Plans are taking shape in Europe to transform the continent with an improved rail network that will slice through regional geology and geography to slash journey times and carbon emissions associated with flying.
In January 2025, the European Court of Auditors reported that the costs of delivering eight major TEN-T projects now average 82% more than originally estimated and are behind schedule by an average of 17 years.
But, as Ben Jones for CNN writes, the projects promise to be revolutionary. “Mega-projects like the Brenner Base Tunnel, Lyon–Turin and the Fehmarn Belt can be game-changers for European rail,” says Nick Brooks, secretary general of rail operator lobby group ALLRAIL.

Part of the engineering prowess that is making the new infrastructure possible is a lower altitude or “base tunnel” solution— built lower inside the range and avoiding mountain twists and turns, they can cut journey times radically. The Gotthard Base Tunnel (GBT) in Switzerland links Ticino and Uri. Its $9.7-billion twin tunnels were bored over 2,200 metres under the mountain, allowing passengers to commute between Zürich and Milan in just two and a half hours, rather than four.
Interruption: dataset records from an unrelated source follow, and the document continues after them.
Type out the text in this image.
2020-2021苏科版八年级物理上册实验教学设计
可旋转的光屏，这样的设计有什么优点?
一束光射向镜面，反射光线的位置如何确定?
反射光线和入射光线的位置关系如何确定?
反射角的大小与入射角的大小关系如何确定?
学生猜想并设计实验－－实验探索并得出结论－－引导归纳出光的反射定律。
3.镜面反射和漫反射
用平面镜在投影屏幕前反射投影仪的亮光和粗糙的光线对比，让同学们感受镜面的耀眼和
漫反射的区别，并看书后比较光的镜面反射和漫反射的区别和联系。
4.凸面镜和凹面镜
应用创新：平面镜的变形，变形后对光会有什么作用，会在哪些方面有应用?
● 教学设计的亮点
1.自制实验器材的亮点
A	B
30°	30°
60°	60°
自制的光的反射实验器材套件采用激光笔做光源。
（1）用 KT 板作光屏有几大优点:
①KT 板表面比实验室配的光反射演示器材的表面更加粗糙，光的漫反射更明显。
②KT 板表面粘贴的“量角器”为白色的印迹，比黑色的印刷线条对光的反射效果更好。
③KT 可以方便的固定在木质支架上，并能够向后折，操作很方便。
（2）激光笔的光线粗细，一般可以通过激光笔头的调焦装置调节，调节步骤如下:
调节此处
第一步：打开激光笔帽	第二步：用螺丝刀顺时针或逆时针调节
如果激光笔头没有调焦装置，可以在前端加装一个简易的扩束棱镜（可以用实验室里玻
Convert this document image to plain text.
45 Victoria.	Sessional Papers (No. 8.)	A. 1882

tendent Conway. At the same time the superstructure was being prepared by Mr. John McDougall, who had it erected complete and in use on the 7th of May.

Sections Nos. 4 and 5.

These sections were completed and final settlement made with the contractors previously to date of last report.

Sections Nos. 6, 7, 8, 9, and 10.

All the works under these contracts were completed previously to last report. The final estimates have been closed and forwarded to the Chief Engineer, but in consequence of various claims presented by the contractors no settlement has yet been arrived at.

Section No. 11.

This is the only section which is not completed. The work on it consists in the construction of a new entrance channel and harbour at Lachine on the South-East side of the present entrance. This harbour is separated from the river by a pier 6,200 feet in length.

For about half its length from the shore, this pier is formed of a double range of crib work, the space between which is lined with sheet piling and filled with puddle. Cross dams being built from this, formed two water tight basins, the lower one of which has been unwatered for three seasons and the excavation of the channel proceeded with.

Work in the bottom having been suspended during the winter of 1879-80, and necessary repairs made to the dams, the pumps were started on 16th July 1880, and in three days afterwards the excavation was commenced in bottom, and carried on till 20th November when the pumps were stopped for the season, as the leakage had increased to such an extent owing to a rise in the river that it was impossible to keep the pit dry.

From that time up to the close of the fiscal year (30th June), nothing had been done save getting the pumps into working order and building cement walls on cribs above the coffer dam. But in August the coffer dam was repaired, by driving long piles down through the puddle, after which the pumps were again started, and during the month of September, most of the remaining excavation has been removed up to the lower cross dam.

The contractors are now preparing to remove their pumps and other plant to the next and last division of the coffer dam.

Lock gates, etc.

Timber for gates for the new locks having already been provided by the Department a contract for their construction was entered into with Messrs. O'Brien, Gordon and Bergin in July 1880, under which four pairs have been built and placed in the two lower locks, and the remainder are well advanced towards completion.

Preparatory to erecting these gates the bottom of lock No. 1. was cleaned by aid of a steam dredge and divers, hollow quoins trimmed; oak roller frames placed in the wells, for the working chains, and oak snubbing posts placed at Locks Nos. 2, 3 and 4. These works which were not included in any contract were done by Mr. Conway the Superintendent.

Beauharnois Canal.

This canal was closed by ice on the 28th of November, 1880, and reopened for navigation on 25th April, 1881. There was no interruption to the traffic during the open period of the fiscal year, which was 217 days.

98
Like the Lötschberg Base Tunnel, the GBT forms a section of the Neue Eisenbahn Alpentransversale (NEAT) or New Trans-Alpine Railways, offering high-capacity rail across Italy and into northern Europe, connecting the North Sea with Italy’s industrial valleys.
Austria is taking a leaf out of the same book. Linking Innsbruck to Bolzano in Italy, the famous Brenner Pass will also get its own Brenner Base Tunnel (BBT), scheduled to open in 2032, after a whopping 225 km has been dug out and 38 years of construction. Its network of new tunnels will offer faster, more direct Tyrolean journeys, reducing journey times between Innsbruck and Bolzano from two hours to 50 minutes—at a cost of €8.5 billion.
Another tunnel that will effectively be mothballed by the 2030s lies south of Vienna, where the 27-km, €4.3-billion Semmering Base Tunnel will connect Austria’s Graz and Villach, and become a gateway for Italy, Slovenia and the Adriatic when it opens in 2030. The original Semmeringbahn, or Semmering Railway, is currently classed as a UNESCO World Heritage Site.
While Switzerland and Austria have made progress, Germany and France could be said to be holding things back. Germany’s supposed high-capacity southern Bavaria lines are far from ready to link with the new Austrian network, and on the other side of the region, France’s Mont Cenis tunnel through another challenging section of the French Alps has caused controversy. It aims to replace around one million heavy vehicle trips per year and bring the 90/10% traffic share between road and rail down to 50/50, quadrupling international passenger services, from six to 22 trains per day. It could also link Lyon and Turin and make the Paris-Milan journey possible in just four hours. Unfortunately, this might not be until 2045, after setbacks caused by legal challenges and the need to revert to traditional blast building techniques.
To the north, and moving under the sea instead of mountains, the €7.7 billion Fehmarnbelt tunnel between Germany and Denmark is set to open its rail link between the German island of Fehmarn and the Danish island of Lolland, which is already connected to Copenhagen’s island. It will use submerged tubes under the Baltic Sea bed to carry trains and road traffic, the 18 km between the two nations, taking two hours off the journey time.
With all this construction taking place, and billions of euros being spent, Ursula von der Leyen’s push on climbing the ticketing side of the seamless rail mountain becomes even more important. as ALLRAIL’s Nick Brooks points out: “Concrete and steel alone won’t deliver better journeys . . . the EU needs genuine high-speed competition on the tracks, with impartial ticket retail on dominant ticketing platforms, long-term access certainty, fair track access charges and equal access to rolling stock and finance, so that multiple operators — both independent and state-owned incumbent carriers — can fully use the new capacity.”
Brooks went on to warn: “If the conditions above are put in place, these projects will deliver faster journeys, more trains, lower fares and better cross-border connections. Without them, there is a real risk that the mega-projects remain underused rather than transformative.”